No, my issue is just how hard the opening scene has to work to get Tormolen infected with the Psi 2000 virus. Having the lab be full of ice and corpses is a very dramatic and attention-grabbing image to start the episode with, and the environment suits sell the idea that the planet is a frozen death trap, but this also means that Tormolen has to engage in several improbable behaviors to become exposed. The moment Spock leaves the room, Tormolen gets a sudden irresistible itch on his nose that compels him to remove his glove and reach up into his helmet for a scratch. This is a forgivable contrivance, but then instead of immediately replacing his glove he leaves it off, decides for no clear reason to scan under a desk, crouches down to do so, and braces himself by putting his unprotected hand directly onto the frost-covered desk and leaving it there for several seconds… during which time a droplet of infected blood jumps onto his exposed hand, a capability which is never revisited or explained. Tormolen sniffs his hand but doesn’t otherwise react except to finally replace his glove and then Spock comes back just in time to miss the whole thing. When he caps the moment off by saying, “Be certain we expose ourselves to nothing,” on-the-nose and just barely too late, I can’t help but laugh at how needlessly ham-fisted this sequence is.

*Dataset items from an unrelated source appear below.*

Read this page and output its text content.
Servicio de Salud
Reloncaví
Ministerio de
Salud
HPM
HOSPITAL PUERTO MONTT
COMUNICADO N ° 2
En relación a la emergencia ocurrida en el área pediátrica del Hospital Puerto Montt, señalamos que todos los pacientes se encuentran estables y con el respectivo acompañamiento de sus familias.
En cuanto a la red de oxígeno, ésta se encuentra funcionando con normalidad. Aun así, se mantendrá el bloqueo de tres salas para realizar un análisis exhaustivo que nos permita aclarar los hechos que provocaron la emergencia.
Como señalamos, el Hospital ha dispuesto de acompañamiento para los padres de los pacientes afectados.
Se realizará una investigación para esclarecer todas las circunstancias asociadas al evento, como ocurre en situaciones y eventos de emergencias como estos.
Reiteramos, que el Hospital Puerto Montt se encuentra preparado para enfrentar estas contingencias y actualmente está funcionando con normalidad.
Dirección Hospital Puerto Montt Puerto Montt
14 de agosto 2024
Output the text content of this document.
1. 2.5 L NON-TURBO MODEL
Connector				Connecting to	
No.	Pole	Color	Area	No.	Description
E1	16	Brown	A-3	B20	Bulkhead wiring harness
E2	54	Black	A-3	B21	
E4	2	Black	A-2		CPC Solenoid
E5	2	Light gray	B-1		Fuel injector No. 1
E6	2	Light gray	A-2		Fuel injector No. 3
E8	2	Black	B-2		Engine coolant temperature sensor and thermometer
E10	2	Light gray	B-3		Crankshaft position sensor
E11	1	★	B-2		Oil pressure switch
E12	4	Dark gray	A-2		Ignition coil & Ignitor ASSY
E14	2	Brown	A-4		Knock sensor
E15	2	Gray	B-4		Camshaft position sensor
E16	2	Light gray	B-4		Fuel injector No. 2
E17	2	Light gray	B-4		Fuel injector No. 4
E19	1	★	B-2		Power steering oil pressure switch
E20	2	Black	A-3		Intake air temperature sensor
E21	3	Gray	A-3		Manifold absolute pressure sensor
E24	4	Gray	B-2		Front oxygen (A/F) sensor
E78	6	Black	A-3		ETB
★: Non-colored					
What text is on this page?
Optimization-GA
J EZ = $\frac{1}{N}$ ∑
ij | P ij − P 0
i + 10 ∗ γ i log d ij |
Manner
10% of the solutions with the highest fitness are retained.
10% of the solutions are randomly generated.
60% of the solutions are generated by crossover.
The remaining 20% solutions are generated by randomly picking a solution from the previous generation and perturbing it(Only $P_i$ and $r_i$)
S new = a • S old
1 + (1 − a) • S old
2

Spock and Tormolen in environment suits

Once he is infected, Tormolen becomes preoccupied with the hubris of space travel. This was one of the themes unfortunately implied by “Where No Man Has Gone Before”, but here it’s presented as a sign that he’s psychologically unwell. That is certainly progress, but it still feels out of place to me and an artifact of the writers failing to really put themselves in the show’s setting. In context, this concern would be like someone in today’s Air Force worrying about the hubris of humanity traveling the skies after growing up in a world in which flight is routine and a cornerstone of the global economy.

Tormolen threatening Sulu with a butter knife

This episode features a few bizarre captain’s log entries. The opening of Act Two has Kirk stating that “unknown to us” a disease has been brought on board, while the opening of Act Three has Kirk apparently making a log entry while rushing to Engineering to save the ship that is now minutes away from destruction. This seems strange to modern viewers, but it’s important to remember that Star Trek aired on scheduled broadcast television before home video existed. The captain’s log isn’t to be taken as literal and in-universe but as a device by which an omniscient narrator can recap the important plot events for viewers just tuning in after each commercial break. It’s not usually quite this blatant, however.